Mine did it for the three years I owned my "93 XE. My '93 SE-R did it too until I pulled the starter apart while I had it out to pull my tranny for a clutch. I took the starter apart and loaded it up with grease and put it back together. It didn't do it anymore for a few weeks, now it only does it when it's pretty cold out. From what I could tell in both cars, the flywheel is much harder steel than the starter gear, so the starter will take all the abuse, which is good, it's alot easier to change out a starter than it is to change out a flywheel. Considering how easy it is to pull a starter out of a GA16DE, I'd pull it out on a saturday and grease it up and put it back in. SR20DE starters you have to get underneath the car to get out, but other than that, not much harder to take out.


----------



## phil_minchoff (Oct 29, 2002)

My 94 had that bloody cat sound when I started it up for a few months, till one day I was just getting into my car in August to go to a show my club was doing, and my starter took a shit on me.
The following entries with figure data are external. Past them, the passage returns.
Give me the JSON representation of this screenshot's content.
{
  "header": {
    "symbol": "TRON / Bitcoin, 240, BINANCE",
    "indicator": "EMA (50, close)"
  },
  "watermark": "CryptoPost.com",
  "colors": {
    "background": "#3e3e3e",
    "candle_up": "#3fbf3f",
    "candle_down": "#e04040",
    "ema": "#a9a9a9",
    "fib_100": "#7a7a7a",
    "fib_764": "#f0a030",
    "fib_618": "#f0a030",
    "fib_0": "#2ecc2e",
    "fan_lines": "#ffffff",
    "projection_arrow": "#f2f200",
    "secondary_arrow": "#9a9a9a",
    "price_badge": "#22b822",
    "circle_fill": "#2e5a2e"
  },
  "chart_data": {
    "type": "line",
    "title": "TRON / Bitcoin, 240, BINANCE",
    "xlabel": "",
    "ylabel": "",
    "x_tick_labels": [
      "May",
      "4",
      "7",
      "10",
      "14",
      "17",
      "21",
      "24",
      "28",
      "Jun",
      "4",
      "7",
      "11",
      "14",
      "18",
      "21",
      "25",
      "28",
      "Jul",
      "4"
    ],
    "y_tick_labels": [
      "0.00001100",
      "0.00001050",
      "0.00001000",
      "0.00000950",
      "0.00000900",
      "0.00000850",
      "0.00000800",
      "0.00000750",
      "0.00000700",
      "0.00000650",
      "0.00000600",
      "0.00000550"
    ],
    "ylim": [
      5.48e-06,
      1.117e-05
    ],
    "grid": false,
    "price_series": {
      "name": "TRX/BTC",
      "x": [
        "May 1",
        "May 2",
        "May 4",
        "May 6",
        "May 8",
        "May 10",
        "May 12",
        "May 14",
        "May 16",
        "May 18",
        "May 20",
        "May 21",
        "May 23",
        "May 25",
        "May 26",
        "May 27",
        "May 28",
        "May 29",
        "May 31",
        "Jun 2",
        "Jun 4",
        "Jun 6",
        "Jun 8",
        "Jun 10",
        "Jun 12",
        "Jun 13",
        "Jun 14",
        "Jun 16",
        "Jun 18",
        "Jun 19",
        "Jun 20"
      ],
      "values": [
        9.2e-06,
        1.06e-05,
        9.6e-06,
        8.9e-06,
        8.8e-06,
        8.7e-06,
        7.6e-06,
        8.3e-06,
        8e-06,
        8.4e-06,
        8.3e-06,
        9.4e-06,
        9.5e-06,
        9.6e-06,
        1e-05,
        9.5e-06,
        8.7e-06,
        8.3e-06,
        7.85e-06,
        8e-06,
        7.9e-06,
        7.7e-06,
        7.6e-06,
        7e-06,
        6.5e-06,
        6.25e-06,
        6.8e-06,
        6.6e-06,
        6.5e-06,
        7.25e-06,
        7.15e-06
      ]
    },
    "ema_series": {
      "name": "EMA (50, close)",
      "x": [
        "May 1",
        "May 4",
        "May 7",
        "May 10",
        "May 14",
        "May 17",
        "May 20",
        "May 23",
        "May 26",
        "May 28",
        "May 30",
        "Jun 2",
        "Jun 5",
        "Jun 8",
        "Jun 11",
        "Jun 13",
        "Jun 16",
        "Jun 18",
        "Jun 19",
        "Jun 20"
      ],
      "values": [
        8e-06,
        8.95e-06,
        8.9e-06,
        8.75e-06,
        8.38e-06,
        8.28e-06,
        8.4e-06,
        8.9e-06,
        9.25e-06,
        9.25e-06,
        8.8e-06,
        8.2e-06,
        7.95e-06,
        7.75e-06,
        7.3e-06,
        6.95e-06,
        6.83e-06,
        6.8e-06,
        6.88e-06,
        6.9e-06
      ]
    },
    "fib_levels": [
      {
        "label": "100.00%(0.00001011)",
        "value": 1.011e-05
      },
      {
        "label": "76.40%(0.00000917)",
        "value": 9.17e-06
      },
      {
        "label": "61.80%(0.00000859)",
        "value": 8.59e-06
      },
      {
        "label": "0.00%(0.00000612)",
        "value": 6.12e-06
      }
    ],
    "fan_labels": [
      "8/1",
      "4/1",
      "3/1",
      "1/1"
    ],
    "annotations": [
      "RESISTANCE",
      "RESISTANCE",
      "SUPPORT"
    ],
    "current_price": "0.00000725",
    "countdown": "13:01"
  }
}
All I can say is, its a cheap do it yourself job, so why not do it while your car is still starting- before you end up in my situation? You know it will always die when you have something important to do-


----------



## Joshb13sentra (May 13, 2002)

Who needs a starter? That's why we have push in go cars (5 speed). Used to have a volkswagen vanagon that the starter crapped out on what a pain to push and start.


----------



## toolapcfan (Jul 10, 2002)

Not on our cars though, clutch interlock prevents it. It can be bypassed though.


----------



## Geo (Apr 30, 2002)

toolapcfan said:


> *Not on our cars though, clutch interlock prevents it*


No it doesn't.


----------



## Geo (Apr 30, 2002)

Starter squeel is no big deal. Mine has done it for over 100k miles. It generally has nothing to do with starter failure.


----------



## toolapcfan (Jul 10, 2002)

> No it doesn't.


Really? So you don't have to have the clutch in for the ignition to work? The interlock must only keep the starter from turning over. I'll peek at my FSM when I get home. Good to know, thanks Geo. At least I know I can roll start if my starter craps out, without having to screw with that clutch interlock. I used to have to roll start my truck all the time when the starter had a dead spot in it. It had no interlock, you could start the truck in gear it you weren't paying attention.


----------



## Centurion (Sep 5, 2002)

Geo's correct. The clutch interlock only disables the starter, not the ignition.


----------



## phil_minchoff (Oct 29, 2002)

Just to prove this, when my starter died, we pushed it across the lot at the local supermarket and she started right up.


----------



## Pretty White (May 6, 2002)

Hell my starter is sooo bad that when it is raining it starts no problem. It will go a whole week no problem. Then a few days after it will take anywhere from 8-30 taps of the ignition to get it to turn over. My oil pressure sender T Tap is discouraging me from pulling the starter. But I will do it maybe next weekend. Now where are the bolts again, under the throttlebody? 

What I really hate is the alternator. Fucking antifreeze. Yuuuch!


----------



## cupdapimp (Nov 23, 2002)

I just got my SE-R a few weeks ago and it has a little squeal when I first start it, I am hoping to change it when I do the tune up.


----------